Tuesday, 12 April 2016

13 April 1941 - The Battles of Sotir, Ptolemais, Servia and Kleisoura Passes, Servia bombed, Kozani threatened

 2/4th Battalion Colours, with Battles of Vevi and Sotir listed as battle honours. AWM
On this day, with the retreat from the nearby battle of Vevi underway and the Allies attempted to defend the new Aliakmon River defence line, the battle for Greece came to Sotir, Ptolemais and the Servia and Kleisoura Passes in northern Greece.
Sotir
After the battle of Vevi, the Germans were again attacked in a courageous Allied rearguard action throughout this day.
The 2/4thBattalion, along with British Army units and the tanks of the British 1st Armoured Brigade fought a fierce rearguard action at Sotir to cover the retreat to the Aliakmon River. Here the Allies defendec a defile, between a low ridge and a swamp, through which the main road south ran. 
One Anzac, Private Dick Parry, wrote of the German machine gun fire at Sotir as being like “one whining, hissing mass of lead”. Above the defenders German Messerschmitt 109’s flew up and down the road firing incendiary bullets at the retreating troops.
The 2/4th Battalion would be awarded a battle honour for its service at Sotir. You can see it listed on the battalions honor flag reproduced above.
German prisoners captured by Australian forces, Servia Pass, April 1941. AWM
Servia and its Pass
The pass is defended by Australian, New Zealand, British and some Yugoslav soldiers.
On 13 April, Easter Sunday, enemy dive-bombers and fighters opened an offensive with attacks on 4th Brigade's dug-in positions on the slopes overlooking Servia.

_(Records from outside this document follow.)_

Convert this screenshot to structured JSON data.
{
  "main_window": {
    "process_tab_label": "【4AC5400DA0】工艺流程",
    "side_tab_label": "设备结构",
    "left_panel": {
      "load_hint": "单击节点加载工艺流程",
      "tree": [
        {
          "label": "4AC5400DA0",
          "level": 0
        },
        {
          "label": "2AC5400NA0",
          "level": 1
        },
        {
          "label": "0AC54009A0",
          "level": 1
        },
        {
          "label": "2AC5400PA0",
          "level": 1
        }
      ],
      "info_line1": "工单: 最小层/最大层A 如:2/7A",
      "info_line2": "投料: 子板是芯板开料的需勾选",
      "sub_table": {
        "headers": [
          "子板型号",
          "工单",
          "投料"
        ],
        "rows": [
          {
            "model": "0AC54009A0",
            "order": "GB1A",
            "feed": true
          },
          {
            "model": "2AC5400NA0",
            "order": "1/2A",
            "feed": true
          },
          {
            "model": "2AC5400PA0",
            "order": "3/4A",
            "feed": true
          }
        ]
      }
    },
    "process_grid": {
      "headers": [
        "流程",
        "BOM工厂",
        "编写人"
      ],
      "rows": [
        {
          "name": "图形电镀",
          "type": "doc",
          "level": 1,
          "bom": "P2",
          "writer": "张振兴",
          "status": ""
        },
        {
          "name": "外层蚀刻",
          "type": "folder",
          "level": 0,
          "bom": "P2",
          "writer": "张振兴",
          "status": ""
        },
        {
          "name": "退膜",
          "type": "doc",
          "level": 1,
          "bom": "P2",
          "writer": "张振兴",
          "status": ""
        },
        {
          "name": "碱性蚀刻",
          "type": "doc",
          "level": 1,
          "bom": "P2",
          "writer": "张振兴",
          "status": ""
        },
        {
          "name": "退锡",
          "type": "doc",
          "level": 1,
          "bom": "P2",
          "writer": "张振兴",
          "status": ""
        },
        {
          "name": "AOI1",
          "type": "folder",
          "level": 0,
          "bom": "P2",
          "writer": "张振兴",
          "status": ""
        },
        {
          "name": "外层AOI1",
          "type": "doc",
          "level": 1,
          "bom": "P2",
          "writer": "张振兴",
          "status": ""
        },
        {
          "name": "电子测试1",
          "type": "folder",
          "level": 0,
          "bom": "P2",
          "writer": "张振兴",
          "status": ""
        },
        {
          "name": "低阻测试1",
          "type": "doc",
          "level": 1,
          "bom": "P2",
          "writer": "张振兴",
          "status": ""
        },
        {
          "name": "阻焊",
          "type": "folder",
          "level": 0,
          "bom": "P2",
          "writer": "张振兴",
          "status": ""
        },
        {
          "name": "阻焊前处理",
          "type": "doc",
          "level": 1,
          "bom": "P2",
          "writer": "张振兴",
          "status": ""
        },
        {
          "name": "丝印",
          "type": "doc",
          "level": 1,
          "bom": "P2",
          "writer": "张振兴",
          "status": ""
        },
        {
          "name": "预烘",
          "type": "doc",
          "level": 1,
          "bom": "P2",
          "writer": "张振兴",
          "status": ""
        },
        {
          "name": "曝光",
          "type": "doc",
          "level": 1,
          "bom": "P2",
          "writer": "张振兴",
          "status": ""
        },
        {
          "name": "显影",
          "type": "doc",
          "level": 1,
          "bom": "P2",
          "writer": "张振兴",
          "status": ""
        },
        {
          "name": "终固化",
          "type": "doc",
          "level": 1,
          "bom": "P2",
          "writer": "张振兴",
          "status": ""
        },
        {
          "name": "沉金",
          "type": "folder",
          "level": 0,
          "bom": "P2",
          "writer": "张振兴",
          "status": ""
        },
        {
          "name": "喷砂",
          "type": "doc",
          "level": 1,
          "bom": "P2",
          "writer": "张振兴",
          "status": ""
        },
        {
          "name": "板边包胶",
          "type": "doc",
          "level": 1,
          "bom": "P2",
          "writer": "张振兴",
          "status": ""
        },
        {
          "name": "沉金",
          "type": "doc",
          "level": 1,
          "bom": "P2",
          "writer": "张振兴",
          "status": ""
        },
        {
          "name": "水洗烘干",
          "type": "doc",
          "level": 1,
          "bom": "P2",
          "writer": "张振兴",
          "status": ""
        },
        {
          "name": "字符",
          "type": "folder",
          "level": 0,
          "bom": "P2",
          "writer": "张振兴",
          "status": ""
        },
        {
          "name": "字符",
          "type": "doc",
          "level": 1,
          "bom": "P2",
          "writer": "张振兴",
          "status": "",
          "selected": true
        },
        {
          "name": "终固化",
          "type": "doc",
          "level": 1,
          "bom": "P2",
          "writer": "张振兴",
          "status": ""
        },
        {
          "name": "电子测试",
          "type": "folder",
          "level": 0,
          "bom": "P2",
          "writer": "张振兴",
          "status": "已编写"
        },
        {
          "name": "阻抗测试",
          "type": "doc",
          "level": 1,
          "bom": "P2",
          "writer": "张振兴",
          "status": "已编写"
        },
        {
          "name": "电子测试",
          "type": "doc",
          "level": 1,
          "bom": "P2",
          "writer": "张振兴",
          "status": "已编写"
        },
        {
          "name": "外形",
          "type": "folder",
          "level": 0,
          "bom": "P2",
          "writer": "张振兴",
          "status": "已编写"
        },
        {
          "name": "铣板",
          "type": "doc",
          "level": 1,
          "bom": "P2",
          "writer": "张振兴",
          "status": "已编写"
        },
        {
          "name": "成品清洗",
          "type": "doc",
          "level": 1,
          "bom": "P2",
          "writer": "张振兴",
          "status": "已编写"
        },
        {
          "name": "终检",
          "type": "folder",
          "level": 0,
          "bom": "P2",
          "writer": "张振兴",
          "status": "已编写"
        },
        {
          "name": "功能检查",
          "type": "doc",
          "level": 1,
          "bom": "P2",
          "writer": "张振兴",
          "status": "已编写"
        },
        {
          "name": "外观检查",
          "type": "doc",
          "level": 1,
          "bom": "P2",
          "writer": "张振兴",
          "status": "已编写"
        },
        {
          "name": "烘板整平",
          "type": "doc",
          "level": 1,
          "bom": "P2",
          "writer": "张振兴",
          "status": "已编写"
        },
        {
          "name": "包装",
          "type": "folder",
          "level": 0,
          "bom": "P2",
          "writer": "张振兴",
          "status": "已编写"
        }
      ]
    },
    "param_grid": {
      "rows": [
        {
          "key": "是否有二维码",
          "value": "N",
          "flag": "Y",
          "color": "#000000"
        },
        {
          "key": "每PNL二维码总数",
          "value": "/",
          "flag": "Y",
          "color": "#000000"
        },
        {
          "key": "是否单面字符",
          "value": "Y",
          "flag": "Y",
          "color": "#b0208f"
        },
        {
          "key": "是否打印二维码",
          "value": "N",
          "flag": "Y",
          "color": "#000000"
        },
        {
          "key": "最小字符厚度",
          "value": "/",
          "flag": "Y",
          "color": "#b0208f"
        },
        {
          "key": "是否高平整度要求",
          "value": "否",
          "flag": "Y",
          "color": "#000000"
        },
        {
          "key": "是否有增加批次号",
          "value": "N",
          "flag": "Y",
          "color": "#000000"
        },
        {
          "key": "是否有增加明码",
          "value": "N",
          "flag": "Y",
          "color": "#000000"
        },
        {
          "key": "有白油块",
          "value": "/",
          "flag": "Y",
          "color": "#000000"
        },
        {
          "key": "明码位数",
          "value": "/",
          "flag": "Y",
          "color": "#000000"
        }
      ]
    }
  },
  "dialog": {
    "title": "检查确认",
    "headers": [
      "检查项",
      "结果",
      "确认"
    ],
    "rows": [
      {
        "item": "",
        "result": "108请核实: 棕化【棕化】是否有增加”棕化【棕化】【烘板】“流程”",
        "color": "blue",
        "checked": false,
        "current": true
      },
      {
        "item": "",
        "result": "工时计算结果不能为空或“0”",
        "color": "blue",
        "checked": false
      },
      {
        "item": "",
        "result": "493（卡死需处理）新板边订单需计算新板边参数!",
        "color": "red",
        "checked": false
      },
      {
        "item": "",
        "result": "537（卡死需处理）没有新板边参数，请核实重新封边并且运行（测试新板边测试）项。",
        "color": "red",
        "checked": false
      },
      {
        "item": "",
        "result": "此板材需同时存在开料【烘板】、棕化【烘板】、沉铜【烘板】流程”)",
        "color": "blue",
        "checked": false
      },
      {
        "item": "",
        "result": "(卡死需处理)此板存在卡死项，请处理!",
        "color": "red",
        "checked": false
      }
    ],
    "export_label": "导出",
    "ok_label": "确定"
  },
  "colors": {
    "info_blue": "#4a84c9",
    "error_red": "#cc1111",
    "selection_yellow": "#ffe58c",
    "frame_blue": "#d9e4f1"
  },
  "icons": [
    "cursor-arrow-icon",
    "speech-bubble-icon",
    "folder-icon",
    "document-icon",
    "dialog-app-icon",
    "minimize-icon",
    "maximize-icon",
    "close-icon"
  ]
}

With nothing to oppose them, the aircraft are reported to have "droned in like a swarm of angry bees".
The fight here would continue into the following day, with German armour and troops advance towards the Allied positions, and artillery duels take place between the two forces. Australians troops capture a number of German soldiers (pictured above).
The town of Servia itself would be blasted by German bombers - forty at a time. The Germans also advance on the nearby two of Kozani, effectively surrounding it. The New Zealand engineers successfully blow up the main bridge over the Aliakmon River to hamper the German advance.
Wounded from the attacks are tended by the 5th Australian Field Ambulance Station.
Meanwhile, Greek civilians flee the German attack, the roads south becoming clogged with troops and civilians. 
Ptolemais
As this was occurring, the British 1st Armoured Brigade - led by Brigadier Charrington - began a rearguard action at Ptolemais at 3.30pm on 13th April, which would last into the early hours of the following day.
Here Col Lillington with his Hussars, a squadron of the Royal tanks, part of the Rangers and two platoons of NZ machine gunners had prepared a position. The road ran through a gorge with hills rising to 1,200 feet above it on either side. The rearguard had a clear view of the German tanks and troop carriers steadily advancing and of their men repairing the cratered road as they moved forward. By 2.30pm the Germans were exchanging fire with the British forward patrols and half an hour later their guns began accurately shelling the Rangers’ posts.
The Germans described the engagement at Ptolemais as “a fierce tank battle”. Charrington's brigade had been reduced almost to impotence. Its armoured regiment had been depleted, chiefly by mechanical breakdowns, to one weak squadron. Its infantry battalion had lost half its men; its antitank regiment had lost six guns.
These brave British tankmen had engaged the might of German armour at Sotir, as part of the Vevi withdrawal on the 12th April, and now Ptolemais. They had delayed the Germans' approach to the main British defence line and had knocked out a number of tanks, but the cost was the virtual disappearance of the one small armoured force the Allied army in Greece possessed. 
Kleisoura Pass
Meanwhile in the evening of 13th April, the 20th Greek Infantry Division was attacked at the Kleisoura Pass by 6,500 German troops, including the SS. This narrow pass lies between Mt. Vitsi and Mt. Siniatsiko. The pass was strategically important for it stood on the then main Allied defensive line (Mt.Vitsi-Mt. Siniatsiko- Aliakmon River-Mt. Olympos), behind which passed the withdrawal route of the Greek army engaged against the Italians in Albania.
Australian Unit Locations - 13th April
16th Brigade HQ - Larva
17th Brigade HQ - Daphne
19th Brigade HQ - Vevi to Kaisareia then Kozani
2/1st Battalion - Avlianna
2/2nd Battalion - Velvendos
2/3rd Battalion - Veria Pass
2/4th & 2/8th Battalions - Kromion
2/5th Battalion - Daphne
2/6th Battalion - Daphne
2/7th Battalion - Piraeus
2/11th Battalion -Daphne
2/1st Machine Gun Battalion - Gerania

Thanks to Paul Sougleris of Greek Anzacs for his information on unit locations drawn from the official unit dairies.

Jim ClavenSecretary
Lemnos Gallipoli Commemorative Committee
& Member, Battle of Crete and the Greek Campaign Commemorative Council

1 comment:

  1. Thank you for this and deep respect to the Australian and allied forces. My Father, Lt. Antony Darnborough received his MC at Servia Pass, 8th April, 1941. 84th Medium, Royal Artillery. He never spoke of it.